Mycophenolate mofetil is absorbed in the small intestine and attains its maximum concentration in 60 to 90 minutes after an oral dose. The average bioavailability of orally administered Mycophenolate mofetil is 94 %.

Metabolism:

Mycophenolate mofetil is metabolized in the liver by carboxylesterases 1 and 2 to mycophenolic acid (MPA), the active drug, after both intravenous and oral administration. MPA is then metabolized by the enzyme glucuronyl transferase, creating the inactive phenolic glucuronide of MPA. The glucuronide metabolite is crucial, as it is then converted to MPA by enterohepatic recirculation. Mycophenolate mofetil, which exits metabolism in the intestine, comes into the liver via the portal vein and is converted to pharmacologically active MPA in the liver cells.

Elimination:

MPA is excreted in small amounts in the urine (less than 1 %). Mycophenolate Mofetil, when administered orally in a pharmacokinetic study, it was established that 93 % is excreted in urine and 6 % is excreted in feces. About 87 % is MPAG of the total administered dose excreted in the urine as an inactive metabolite. The average half-life of Mycophenolate Mofetil is 17.9 hours post-oral administration. Its half-life after intravenous administration is 16.6 hours.

Contraindications:

• Mycophenolate mofetil is contraindicated in patients allergic to it. Hypersensitivity or allergy to any of its components.

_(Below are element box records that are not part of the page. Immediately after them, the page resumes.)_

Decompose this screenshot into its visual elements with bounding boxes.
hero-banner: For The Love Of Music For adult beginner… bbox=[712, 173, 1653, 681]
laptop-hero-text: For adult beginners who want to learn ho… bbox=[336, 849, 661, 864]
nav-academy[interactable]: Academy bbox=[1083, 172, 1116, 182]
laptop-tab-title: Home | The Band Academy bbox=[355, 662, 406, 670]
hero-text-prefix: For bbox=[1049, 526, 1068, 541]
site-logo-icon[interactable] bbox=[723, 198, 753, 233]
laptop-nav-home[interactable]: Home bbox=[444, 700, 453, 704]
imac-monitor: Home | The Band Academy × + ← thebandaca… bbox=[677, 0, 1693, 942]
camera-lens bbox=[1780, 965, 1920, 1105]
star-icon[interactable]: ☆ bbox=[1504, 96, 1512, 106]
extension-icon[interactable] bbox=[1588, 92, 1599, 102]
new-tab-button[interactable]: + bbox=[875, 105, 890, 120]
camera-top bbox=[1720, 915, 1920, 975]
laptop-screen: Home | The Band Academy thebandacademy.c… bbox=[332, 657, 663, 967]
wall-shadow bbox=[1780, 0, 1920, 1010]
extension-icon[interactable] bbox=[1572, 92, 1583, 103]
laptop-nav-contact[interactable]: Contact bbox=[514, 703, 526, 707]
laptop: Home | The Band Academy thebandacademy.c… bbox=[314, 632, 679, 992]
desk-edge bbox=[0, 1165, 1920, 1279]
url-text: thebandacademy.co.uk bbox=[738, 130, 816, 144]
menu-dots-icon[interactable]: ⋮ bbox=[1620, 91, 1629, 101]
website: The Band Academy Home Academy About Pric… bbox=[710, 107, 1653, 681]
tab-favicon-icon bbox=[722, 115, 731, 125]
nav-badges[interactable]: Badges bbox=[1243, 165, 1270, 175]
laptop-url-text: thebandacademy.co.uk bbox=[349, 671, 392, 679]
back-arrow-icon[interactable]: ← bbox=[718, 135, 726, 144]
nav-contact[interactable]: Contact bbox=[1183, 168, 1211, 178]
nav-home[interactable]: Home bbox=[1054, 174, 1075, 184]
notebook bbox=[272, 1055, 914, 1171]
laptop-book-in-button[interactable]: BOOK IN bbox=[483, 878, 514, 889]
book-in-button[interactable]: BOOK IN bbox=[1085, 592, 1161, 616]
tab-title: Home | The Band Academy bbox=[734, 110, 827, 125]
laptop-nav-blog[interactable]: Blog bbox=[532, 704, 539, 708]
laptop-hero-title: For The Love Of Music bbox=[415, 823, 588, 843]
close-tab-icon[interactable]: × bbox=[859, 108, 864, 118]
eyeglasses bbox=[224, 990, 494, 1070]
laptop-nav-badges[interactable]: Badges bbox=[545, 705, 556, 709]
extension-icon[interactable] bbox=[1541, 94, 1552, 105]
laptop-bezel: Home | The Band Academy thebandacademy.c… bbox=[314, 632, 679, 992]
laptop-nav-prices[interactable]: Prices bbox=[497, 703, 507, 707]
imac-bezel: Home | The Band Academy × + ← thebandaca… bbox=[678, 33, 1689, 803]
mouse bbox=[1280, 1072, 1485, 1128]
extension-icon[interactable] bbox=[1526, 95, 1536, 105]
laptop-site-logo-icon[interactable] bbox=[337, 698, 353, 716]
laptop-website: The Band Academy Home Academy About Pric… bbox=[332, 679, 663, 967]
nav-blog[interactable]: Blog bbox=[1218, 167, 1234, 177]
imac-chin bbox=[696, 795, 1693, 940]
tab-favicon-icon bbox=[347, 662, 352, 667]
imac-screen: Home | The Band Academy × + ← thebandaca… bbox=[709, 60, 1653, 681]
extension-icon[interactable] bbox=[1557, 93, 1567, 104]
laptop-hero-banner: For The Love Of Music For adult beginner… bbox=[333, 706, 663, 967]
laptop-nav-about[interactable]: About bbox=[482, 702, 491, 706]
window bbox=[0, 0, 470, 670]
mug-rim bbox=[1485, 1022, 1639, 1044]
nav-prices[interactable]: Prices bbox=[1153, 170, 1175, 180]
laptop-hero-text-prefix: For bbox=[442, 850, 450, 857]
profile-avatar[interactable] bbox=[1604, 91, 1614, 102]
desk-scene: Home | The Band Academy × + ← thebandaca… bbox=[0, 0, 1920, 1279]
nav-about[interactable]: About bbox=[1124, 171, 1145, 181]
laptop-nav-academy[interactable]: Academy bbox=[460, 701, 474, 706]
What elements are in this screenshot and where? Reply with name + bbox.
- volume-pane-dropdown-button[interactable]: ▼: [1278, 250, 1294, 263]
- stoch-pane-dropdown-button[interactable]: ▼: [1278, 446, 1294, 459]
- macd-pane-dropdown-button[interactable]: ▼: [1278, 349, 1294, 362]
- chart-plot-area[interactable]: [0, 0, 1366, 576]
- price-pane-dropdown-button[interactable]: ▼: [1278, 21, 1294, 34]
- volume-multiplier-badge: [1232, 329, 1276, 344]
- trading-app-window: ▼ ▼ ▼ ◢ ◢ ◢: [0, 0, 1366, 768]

• Patients suffering from shingles, cytomegalovirus infection, and opportunistic fungal infection.

• Cancer.

• Liver problems.

• Pregnancy.

• Breastfeeding mothers.

• Progressive multifocal leukoencephalopathy.

• Skin cancer.

• Malignant lymphoma.

Drug Interactions:

• Mycophenolate mofetil should not be taken with antacids containing aluminum or magnesium, or calcium-free phosphate binders.

• Mycophenolate is found to decrease the excretion rate of Abacavir, which results in an increased serum level of the drug.

• Acetaminophen can decrease the excretion rate of Mycophenolate, resulting in its higher serum level.